家入同中一般人と五条
タピる男とタピらぬ女(全8話)
夢小説設定
ご利用の端末、あるいはブラウザ設定では夢小説機能をご利用になることができません。
古いスマートフォン端末や、一部ブラウザのプライベートブラウジング機能をご利用の際は、機能に制限が掛かることがございます。
悟さんからの謎の大接近から日は流れ、もしかしたらあの時の悟さんは居酒屋での場酔いでもしたのだろうかと己に納得させていれば同僚に飲みに誘われた花の金曜日。
私と同期ちゃんと同期君の四人で駅前の居酒屋でしこたま飲んでやろうと話して笑って。食べるより飲む方に専念していれば鞄の中でスマホが鳴ったのだが気付きもせずビールジョッキを交わし飲み合う。

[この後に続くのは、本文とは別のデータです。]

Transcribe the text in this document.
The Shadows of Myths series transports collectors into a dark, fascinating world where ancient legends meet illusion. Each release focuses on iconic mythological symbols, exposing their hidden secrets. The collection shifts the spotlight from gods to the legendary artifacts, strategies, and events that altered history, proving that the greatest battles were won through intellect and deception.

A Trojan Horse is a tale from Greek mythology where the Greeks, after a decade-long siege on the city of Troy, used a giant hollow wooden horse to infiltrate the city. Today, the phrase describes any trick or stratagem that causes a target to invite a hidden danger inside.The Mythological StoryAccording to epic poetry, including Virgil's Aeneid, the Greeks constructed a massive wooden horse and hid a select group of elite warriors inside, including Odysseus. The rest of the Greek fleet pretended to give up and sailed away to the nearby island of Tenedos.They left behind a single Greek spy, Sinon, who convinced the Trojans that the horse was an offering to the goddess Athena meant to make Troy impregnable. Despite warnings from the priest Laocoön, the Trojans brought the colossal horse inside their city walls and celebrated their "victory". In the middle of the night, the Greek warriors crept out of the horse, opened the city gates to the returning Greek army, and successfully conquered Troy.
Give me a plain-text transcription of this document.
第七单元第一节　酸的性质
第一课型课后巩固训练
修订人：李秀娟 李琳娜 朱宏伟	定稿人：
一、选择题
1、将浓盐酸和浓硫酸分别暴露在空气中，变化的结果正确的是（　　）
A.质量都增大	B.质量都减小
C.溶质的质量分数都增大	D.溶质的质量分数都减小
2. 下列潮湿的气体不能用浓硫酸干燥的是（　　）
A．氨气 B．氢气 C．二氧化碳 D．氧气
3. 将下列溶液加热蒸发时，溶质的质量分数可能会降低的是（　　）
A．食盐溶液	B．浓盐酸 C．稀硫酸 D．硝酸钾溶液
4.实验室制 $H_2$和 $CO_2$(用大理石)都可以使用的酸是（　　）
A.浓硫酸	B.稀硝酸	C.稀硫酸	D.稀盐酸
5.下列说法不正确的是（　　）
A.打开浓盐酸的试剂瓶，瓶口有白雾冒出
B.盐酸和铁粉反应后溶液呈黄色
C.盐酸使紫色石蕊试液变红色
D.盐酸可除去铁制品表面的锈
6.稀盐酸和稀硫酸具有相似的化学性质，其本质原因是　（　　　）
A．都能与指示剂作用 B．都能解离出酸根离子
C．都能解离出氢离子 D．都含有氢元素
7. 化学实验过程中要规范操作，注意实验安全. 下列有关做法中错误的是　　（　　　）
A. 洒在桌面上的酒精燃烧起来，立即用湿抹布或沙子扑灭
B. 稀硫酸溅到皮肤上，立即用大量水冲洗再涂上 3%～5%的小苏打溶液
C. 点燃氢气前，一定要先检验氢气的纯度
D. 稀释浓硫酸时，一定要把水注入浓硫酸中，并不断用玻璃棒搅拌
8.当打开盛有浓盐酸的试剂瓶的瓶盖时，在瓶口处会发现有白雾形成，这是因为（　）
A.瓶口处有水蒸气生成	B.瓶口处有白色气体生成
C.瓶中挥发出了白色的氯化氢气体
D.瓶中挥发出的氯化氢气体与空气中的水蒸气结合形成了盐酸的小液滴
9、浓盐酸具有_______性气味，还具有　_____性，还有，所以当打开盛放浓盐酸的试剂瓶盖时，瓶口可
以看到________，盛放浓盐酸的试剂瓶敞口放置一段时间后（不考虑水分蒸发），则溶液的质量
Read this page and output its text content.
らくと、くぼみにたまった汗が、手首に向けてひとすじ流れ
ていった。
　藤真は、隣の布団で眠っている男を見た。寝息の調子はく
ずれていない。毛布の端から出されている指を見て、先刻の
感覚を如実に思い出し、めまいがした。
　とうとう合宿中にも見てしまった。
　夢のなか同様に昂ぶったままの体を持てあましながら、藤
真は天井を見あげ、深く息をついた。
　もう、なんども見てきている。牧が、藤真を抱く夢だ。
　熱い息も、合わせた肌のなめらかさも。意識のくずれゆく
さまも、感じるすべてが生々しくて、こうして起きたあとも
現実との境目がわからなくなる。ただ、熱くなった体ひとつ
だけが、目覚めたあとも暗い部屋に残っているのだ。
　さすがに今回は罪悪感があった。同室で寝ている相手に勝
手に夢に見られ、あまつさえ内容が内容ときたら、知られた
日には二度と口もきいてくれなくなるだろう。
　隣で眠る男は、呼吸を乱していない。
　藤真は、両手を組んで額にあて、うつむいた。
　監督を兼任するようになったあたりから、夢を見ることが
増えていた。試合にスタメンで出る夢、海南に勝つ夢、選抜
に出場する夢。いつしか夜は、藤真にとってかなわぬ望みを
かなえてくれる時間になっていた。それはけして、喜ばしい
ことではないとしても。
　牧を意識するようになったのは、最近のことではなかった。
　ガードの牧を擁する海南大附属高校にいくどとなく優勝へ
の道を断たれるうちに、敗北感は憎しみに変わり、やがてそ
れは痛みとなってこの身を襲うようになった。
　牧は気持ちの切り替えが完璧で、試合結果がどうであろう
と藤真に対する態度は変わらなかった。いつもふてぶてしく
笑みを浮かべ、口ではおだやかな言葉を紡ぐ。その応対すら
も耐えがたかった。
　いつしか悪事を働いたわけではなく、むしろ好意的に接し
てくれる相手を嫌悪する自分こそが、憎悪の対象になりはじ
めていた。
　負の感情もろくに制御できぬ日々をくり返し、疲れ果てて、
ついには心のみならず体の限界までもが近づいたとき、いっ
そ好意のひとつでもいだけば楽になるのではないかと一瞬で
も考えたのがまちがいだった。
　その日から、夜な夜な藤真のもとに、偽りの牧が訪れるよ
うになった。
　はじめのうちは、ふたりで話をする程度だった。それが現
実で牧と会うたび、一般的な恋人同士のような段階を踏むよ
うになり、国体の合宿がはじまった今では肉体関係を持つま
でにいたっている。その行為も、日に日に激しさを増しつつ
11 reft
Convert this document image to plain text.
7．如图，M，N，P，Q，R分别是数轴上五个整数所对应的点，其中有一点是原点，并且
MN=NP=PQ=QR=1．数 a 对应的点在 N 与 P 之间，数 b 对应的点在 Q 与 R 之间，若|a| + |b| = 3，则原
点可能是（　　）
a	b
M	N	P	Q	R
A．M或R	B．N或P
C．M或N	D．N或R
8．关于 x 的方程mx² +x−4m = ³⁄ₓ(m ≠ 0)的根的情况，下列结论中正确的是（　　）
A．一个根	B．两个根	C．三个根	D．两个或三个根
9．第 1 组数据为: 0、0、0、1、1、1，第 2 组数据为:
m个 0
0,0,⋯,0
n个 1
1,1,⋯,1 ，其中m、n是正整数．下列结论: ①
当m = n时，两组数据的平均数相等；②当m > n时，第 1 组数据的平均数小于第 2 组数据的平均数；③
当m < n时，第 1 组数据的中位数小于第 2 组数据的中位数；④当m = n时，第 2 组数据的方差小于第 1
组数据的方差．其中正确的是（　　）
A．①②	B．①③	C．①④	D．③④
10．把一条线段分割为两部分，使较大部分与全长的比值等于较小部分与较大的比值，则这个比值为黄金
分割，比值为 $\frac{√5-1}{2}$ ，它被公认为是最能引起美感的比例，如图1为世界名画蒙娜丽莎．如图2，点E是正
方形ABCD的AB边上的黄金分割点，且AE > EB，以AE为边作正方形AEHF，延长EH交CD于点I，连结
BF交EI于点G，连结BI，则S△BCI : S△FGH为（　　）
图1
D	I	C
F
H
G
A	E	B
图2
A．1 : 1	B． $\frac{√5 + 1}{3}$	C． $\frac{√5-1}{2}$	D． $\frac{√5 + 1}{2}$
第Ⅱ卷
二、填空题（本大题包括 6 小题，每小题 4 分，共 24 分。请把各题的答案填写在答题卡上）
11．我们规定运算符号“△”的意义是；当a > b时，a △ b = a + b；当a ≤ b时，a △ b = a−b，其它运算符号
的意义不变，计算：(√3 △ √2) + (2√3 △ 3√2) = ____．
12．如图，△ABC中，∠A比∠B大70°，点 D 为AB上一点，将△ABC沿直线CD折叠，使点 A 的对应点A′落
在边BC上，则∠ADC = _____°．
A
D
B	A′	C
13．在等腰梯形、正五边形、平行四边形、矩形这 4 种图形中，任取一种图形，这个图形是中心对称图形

来週にはまた取り引き先のお偉いさんとの書類を作るのが面倒だとか美味しい地酒を飲みたいとか色々話していれば視界の端にチラリと見知った影が見えた気がしてビールを飲みながら振り返れば
「んふっ!!」
なんて軽くむせてしまった。そんな私に同期たちは私の視線の先に目を向け3人の口から「うわっ」なんて声が聞こえてきた。その気持ち、分かるよ。
「弦ちゃん見っけ」
そう
「花金だから飲みに来てると思って」
何て言いながらポケットに手を突っ込んだまま歩み寄ってきたのは
「……悟さん……」
そう、悟。
悟さんは笑って長いコンパスで私たちのテーブルにきて、私の横に腰を下ろした。
突然のイケメン出現に同期たちもポカンとしてしまっていたがすぐ3人に「知り合いなのか」と問い詰められ私はちょっと引きつつもチラリと悟さんを見上げ長い足を組んでいる彼のことを紹介することにした。
「中学の同期の友達伝で仲良くしてもらってる」
「五条悟でーす」
友達と言っていいのか分からなかったので「仲良く」してもらっているという言い回しにしたそれに被せるように悟さんはヘラリと笑い同僚も自己紹介をしてから改めて飲み始めることにして。
「メール見てない?」
なんて問いかけに私は首を振って鞄からスマホを出すと確かにメールが届いていた。
10件ほど。
「ごめん、気付かなかった」
そう苦笑いを浮かべ
「だよね~」
なんて悟さんは笑って店員にタピオカミルクティーを頼み同僚たちもビールや焼酎などのお代わりをお願いして同僚の男二人は悟さんに
「飲まないんすか?」
と問いかけている。
「僕、下戸だから」
「へぇ…」
女子同期はおいて男二人は「じゃあ何で居酒屋にいるんだろう」と言いたげな表情を浮かべるも悟さんは気にもせず私の皿にあったキュウリの漬け物を勝手に食べ始めた。いや、別にいいけど。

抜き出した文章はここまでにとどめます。